Tuesday, October 25, 2005

Why?

I don’t normally get too personal on this blog. I mostly write about what’s going on politically in this country, or about sports, or something trivial. Today’s post is going to be very different.

My cousin killed himself yesterday. And I’m kind of numb right now. Of course I’m sad, angry, confused, but I’m mostly numb. Beba (his name is actually Booker, named after my uncle and grandfather. The family called him Little B, but I couldn’t pronounce it as a toddler, all I could say was Beba) was 9 months older than me, and we were very close growing up, but drifted apart as we got older. We had an almost sibling like rivalry as kids, due mostly to our closeness in age and being the only grandkids until my sister was born when we were 6.

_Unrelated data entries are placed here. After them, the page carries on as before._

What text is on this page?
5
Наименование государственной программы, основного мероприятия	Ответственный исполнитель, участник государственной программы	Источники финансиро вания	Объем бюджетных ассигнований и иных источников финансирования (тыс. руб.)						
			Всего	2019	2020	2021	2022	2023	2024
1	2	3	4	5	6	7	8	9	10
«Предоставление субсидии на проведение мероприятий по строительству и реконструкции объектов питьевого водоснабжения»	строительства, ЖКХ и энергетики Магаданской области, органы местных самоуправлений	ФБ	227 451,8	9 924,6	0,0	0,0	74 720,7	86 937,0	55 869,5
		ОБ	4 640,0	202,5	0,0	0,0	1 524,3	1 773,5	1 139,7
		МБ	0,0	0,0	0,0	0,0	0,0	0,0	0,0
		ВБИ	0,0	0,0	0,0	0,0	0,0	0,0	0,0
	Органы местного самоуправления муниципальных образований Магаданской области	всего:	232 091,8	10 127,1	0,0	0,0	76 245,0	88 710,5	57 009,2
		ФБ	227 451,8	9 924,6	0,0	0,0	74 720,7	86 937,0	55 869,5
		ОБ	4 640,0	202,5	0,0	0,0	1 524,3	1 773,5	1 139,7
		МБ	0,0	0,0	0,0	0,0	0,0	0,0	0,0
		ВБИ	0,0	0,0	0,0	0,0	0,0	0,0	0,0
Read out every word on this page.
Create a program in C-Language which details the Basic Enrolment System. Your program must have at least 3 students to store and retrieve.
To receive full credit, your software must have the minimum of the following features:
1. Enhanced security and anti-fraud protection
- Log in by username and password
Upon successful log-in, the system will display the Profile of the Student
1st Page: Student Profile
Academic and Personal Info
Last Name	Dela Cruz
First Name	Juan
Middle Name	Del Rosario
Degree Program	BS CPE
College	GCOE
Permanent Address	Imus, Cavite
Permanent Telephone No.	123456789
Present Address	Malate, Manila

I was always jealous of B – he had a lot of “stuff” and was way cooler than me. He had Granddaddy’s name. His dad had a motorcycle and played sports with him. I was his nerdy cousin from Virginia, but whenever we visited, he didn’t seem to mind me following him around like a puppy. He played football, baseball and basketball. I played soccer. It was the 70’s and 80’s, when soccer was the sport of geeks who couldn’t play anything else. He taught me how to swing a baseball bat and how to make a lay-up.

I found out much later how much he envied me. Imagine that, he was actually jealous of me all those years – jealous of my grades, and the fact that I had a little brother and sister. Jealous that I was able to keep my room messy. One of the things I was most jealous of – his name – was a weight on him I only recently understood. My grandfather was a great man, a very important man in Charlottesville who played a huge role in the desegregation of the city’s schools. Charlottesville was one of the few places in the South that didn’t have the tremendous violence and upheaval associated with school integration thank to the work of Granddaddy. Granddaddy went to Howard. He was an Alpha. And my uncle and B had to live up to those expectations. I can’t really explain it – it’s a very Southern/Machismo thing that I can’t explain, but I can feel down the depths of my very being. And by my being the son of his daughter, I didn’t have the same weight placed upon me. B, I’m sorry. I didn’t know until I was grown what it was like for you.

As we got older, we drifted apart, as kids do. But recently, we'd been e-mailing each other and talking on the phone. He was going to teach me how to ride a motorcycle, we'd been trying to get together after work for a drink, but could never mesh our schedules.

I don’t know why he did it. Sure, there are all the tell-tale symptoms – depression, hopelessness, etc., but what makes someone take that final, ultimate step?

Several years ago, I was at the same crossroad that Beba was at yesterday. My marriage was ending, I had survived a horrific accident that nearly killed me, my finances were a mess, and I felt completely and utterly alone. I can even remember the exact day and what was going on in my head. I couldn’t afford the rent on the apartment my ex-wife and I had – 2 incomes go a lot further than. And I didn’t care. All I could think about was what a failure I was. I hated my job, my wife left me, and no one in the world could ever understand the pain I was going through. I was like I was blind and being sucked into a whirlpool. I was too proud to ask for help and decided the only way to feel better was to stop feeling. I had made up my mind that day to end it all, but luckily for me, my ex-wife called my father and told him she was worried about me. Dad called me and convinced me to drive down to his house for dinner. I never told him until last night, but he and Tara saved my life.

Of course, now I’m wondering about all the “what-ifs”. What if my uncle had been able to reach him earlier yesterday morning (he knew B was feeling bad, but of course know one knew how bad he was doing), what if I had picked up the phone and called him on Sunday to watch a football game, what if he had just taken his meds. We’ll never know.

And now we, the family, are trying to make sense of all of this. And I don’t know if we ever will.